Doesn't giving web crawlers different pages than the user facing UI get you kicked out of search engine indexes? The original ticket indicated different pages were served, not just QOS.
(I think) we're talking about pages served to logged-in users—i.e. the pages for files and folders in a given user's OneDrive account. Web crawlers wouldn't be able to reach those either way, so it (inconveniently from a fail-early perspective) wouldn't affect anything if the detection code does something stupid/crazy in the case of crawlers.
You don't know when this code was written or what the original purpose was. User agent detection used to be a best practice. Onedrive for business is a mountain of legacy software going from sharepoint to groove to who knows what. This bug could be buried in some library that was written 5+ years ago. Maliciously going out of your way to not support Linux sounds like a good way to have your code review rejected.
To this day, user agent detection is the only (practical) way to avoid sending large polyfills to the 95% of clients that don't need them.
> No company should _ever_ use user-agents for feature detection

Wrong.

There are plenty of bugs that cannot be detected using feature detection, especially with events and <input> elements. Sometimes you can find a browser-agnostic workaround, but sometimes the only solution is to sniff the browser.
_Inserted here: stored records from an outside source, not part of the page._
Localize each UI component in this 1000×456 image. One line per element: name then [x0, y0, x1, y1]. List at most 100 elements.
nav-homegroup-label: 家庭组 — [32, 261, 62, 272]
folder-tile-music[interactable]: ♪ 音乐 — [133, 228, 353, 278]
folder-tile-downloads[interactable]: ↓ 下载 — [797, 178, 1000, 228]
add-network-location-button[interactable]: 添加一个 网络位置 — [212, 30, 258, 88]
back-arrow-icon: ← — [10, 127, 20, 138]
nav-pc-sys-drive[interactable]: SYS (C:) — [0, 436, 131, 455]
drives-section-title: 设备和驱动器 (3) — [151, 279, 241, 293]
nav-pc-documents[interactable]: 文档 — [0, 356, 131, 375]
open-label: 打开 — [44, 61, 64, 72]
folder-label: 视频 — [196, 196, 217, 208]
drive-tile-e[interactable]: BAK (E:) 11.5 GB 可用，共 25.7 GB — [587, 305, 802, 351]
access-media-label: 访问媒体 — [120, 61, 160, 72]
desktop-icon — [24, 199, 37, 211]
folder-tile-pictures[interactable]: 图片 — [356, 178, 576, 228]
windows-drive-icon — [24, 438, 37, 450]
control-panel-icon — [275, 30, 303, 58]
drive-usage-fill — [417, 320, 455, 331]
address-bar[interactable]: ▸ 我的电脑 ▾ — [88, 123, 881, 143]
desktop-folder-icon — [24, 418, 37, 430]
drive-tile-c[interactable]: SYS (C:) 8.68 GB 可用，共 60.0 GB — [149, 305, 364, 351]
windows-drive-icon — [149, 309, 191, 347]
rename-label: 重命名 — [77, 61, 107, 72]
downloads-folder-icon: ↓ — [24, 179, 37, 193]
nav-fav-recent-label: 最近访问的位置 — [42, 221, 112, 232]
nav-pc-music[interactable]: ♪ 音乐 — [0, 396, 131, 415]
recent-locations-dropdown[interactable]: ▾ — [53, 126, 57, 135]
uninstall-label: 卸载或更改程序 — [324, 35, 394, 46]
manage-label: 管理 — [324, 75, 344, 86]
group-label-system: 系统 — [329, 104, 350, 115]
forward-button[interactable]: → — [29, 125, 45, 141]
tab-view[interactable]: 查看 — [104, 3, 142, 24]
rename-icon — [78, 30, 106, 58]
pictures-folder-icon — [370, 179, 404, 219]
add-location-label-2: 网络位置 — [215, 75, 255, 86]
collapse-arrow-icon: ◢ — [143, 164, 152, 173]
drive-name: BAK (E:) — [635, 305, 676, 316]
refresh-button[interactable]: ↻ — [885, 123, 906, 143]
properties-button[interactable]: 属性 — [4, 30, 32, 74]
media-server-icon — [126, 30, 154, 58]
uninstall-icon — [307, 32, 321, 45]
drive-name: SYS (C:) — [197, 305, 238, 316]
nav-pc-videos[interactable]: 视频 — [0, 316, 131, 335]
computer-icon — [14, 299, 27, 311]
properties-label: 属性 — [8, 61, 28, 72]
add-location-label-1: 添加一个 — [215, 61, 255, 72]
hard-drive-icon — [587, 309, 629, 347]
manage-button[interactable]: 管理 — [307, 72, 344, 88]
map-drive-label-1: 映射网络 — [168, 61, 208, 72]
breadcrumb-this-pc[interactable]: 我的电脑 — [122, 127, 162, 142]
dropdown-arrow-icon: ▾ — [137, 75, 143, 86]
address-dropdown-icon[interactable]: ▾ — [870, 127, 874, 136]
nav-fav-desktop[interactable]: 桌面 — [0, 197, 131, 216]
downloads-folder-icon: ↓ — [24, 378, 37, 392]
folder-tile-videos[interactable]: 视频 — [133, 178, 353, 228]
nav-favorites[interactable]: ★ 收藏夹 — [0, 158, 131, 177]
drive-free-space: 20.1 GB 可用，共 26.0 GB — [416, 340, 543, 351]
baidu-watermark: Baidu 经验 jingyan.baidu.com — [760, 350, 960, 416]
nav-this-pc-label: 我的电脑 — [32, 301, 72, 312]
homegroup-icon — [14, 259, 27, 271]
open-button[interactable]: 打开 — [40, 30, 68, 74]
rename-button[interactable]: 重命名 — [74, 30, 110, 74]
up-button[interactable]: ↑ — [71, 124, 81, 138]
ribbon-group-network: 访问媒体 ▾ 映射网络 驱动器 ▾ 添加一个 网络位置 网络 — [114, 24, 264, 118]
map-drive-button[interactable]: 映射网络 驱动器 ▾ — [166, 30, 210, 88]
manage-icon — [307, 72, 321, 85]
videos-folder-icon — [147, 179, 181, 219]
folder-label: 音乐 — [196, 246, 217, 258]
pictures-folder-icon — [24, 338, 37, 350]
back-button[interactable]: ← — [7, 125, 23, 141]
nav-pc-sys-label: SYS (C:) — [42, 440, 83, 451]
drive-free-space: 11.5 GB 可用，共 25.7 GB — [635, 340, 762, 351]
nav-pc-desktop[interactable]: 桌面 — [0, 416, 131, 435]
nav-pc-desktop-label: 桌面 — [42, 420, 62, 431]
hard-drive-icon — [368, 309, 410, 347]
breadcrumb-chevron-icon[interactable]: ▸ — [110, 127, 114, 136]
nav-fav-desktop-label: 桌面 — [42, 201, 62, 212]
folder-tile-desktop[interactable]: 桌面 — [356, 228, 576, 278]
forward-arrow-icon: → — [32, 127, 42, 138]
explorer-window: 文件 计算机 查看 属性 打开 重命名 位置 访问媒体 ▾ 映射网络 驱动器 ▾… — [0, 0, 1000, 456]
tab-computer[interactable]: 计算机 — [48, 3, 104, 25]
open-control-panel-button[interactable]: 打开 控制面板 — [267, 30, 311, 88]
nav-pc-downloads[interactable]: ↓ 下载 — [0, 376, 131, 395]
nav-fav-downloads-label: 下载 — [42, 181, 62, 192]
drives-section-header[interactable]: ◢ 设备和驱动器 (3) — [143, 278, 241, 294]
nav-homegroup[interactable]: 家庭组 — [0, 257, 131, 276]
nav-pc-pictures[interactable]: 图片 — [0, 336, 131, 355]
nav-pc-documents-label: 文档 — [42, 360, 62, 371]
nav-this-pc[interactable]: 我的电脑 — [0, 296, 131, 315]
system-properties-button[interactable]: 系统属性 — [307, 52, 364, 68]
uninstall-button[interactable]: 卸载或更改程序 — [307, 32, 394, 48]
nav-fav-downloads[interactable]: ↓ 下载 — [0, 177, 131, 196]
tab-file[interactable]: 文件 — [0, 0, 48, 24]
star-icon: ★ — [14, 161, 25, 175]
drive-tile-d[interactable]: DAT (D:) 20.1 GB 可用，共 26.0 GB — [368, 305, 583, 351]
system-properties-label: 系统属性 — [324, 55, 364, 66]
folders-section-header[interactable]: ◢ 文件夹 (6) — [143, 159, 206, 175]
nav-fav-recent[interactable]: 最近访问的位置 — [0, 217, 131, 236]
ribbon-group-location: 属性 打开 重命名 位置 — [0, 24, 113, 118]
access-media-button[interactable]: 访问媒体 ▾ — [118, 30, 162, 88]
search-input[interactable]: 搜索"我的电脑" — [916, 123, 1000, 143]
It is especially necessary if you need to support "obsolete" browsers that your customers still use.

It is important to really try and avoid browser sniffing when "fixing" bugs in current versions of browsers (since your "fix" is likely to break in future versions).

Note, feature detection usually implies that you are using JavaScript.

Yea, call my cynical, but Microsoft Office is one of the few applications that doesn't have a good alternative on Linux. So this seems like a ploy to stop people from using Linux. At least the ones that would like to use Microsoft Office.